I am totally loving Robert Downey Jr. v.2.0.
Downey Jr. has always been an extravagantly talented actor—but he was undisciplined, partly due to his well-documented personal problems and partly due to the fact that he was, well, young. But this seasoned Downey Jr. is in full command of his gifts—and what's more, he's sexier than ever. (Did I just write that out loud?). Casting Downey Jr. as Sherlock Holmes? Yes, please!
So for its brilliant casting alone, I have to praise Guy Ritchie's Sherlock Holmes, even if I agree with those who feel that Ritchie strayed way too far from Arthur Conan Doyle's vision of the character (a Holmes who's kicking butt and taking names? gimme a break.) But the script—doctored by no less than five writers—at least gives Downey Jr. a chance to shine. He makes snappy one-liners, is sharply observant, and amusingly misanthropic—just like the real Holmes.
And like all great actors, Downey Jr. seems to raise the game of those around him. Jude Law, as an exasperated but loyal Watson, hasn't been this appealing in years. And Rachel McAdams, last seen moping around with Eric Bana in the turgid The Time Travelers Wife, has gotten back her mojo playing the con-artist object of Holmes' affection.

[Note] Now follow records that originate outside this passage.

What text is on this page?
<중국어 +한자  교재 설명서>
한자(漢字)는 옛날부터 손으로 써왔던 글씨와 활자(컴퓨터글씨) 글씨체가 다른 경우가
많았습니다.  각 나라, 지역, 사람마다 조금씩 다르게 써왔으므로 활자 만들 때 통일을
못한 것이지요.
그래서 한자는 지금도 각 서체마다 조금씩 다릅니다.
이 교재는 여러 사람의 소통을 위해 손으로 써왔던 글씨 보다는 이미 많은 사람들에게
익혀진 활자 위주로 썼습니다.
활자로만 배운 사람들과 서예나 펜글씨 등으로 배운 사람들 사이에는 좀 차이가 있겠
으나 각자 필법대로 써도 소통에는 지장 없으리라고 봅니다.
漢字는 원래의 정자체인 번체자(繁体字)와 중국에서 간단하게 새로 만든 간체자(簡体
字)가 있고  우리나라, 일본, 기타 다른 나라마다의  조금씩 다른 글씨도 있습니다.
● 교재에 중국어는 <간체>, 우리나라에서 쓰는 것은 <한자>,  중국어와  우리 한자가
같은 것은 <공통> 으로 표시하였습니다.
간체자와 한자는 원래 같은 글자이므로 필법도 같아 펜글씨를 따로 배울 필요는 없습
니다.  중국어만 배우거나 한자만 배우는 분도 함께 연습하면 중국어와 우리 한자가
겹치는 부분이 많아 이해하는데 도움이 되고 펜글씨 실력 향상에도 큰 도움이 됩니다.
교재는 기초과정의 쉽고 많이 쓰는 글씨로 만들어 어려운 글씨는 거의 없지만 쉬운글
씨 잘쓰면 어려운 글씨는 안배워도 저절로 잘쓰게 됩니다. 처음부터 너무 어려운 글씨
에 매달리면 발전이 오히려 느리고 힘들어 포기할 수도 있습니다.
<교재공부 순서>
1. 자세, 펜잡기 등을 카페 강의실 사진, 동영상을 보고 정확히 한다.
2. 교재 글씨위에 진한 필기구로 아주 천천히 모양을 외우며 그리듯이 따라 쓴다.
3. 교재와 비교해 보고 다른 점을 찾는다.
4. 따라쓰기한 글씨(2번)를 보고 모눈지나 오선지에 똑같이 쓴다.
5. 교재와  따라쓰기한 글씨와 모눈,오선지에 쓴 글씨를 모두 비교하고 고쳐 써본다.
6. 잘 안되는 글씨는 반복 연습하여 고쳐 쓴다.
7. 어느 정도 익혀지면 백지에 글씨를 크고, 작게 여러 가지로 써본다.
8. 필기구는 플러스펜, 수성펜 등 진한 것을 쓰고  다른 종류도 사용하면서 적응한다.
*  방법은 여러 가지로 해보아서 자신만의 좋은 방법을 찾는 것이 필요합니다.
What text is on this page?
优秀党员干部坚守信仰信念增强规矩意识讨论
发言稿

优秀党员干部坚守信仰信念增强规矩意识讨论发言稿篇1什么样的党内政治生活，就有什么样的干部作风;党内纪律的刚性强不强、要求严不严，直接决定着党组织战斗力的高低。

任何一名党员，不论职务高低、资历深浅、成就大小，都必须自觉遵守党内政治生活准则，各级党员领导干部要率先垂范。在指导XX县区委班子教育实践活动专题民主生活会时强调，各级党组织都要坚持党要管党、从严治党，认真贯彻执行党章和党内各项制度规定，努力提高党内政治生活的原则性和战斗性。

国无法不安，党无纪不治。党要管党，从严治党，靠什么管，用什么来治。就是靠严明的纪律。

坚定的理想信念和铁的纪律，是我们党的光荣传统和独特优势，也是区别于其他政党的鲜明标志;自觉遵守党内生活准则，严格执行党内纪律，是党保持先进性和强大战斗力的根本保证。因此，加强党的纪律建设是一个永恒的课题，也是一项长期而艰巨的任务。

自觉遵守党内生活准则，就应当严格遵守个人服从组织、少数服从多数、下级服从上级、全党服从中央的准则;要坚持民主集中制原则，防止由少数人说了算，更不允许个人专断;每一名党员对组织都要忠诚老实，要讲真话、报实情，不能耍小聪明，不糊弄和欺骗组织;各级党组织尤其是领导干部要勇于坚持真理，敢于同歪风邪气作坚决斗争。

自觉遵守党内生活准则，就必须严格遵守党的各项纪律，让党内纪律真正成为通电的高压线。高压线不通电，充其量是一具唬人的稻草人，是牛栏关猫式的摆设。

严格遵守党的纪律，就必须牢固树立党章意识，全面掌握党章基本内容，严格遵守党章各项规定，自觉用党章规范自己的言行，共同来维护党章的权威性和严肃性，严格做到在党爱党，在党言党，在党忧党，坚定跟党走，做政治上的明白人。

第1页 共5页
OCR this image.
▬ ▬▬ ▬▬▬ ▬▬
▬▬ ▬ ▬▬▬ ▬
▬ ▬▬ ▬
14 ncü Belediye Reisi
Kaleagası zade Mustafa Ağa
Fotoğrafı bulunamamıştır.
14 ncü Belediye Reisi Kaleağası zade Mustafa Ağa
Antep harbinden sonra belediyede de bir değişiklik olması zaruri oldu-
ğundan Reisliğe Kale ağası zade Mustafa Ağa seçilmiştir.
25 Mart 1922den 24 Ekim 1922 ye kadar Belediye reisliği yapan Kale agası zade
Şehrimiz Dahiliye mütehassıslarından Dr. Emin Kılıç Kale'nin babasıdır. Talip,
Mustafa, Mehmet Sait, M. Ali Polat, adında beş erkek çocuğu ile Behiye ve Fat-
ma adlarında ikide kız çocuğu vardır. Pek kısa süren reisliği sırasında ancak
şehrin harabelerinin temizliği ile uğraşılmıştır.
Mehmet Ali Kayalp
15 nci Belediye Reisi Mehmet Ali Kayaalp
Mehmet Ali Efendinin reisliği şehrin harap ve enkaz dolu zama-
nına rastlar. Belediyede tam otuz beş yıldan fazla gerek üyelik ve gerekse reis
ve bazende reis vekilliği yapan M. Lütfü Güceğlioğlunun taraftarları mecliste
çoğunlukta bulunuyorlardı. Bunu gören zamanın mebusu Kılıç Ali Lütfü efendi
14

The story is pure hokum—it seems that Ritchie isn't just content to make Holmes a pugilist, he wants to borrow from the Dan Brown playbook, too. In this version, Holmes is following a secret sect of powerful men who practice black magic. Things explode and come crashing out of windows, many axes and swords are wielded, and there's lots of Da Vinci Code-style chanting and symbology. It's silly, but it will bring the brilliance of Sherlock Holmes to a whole new generation—sort of.
It's a shame. If any actor could make a character who relied solely on his intellect a hero to the young, it's Downey Jr. Too bad Ritchie didn't give him the chance.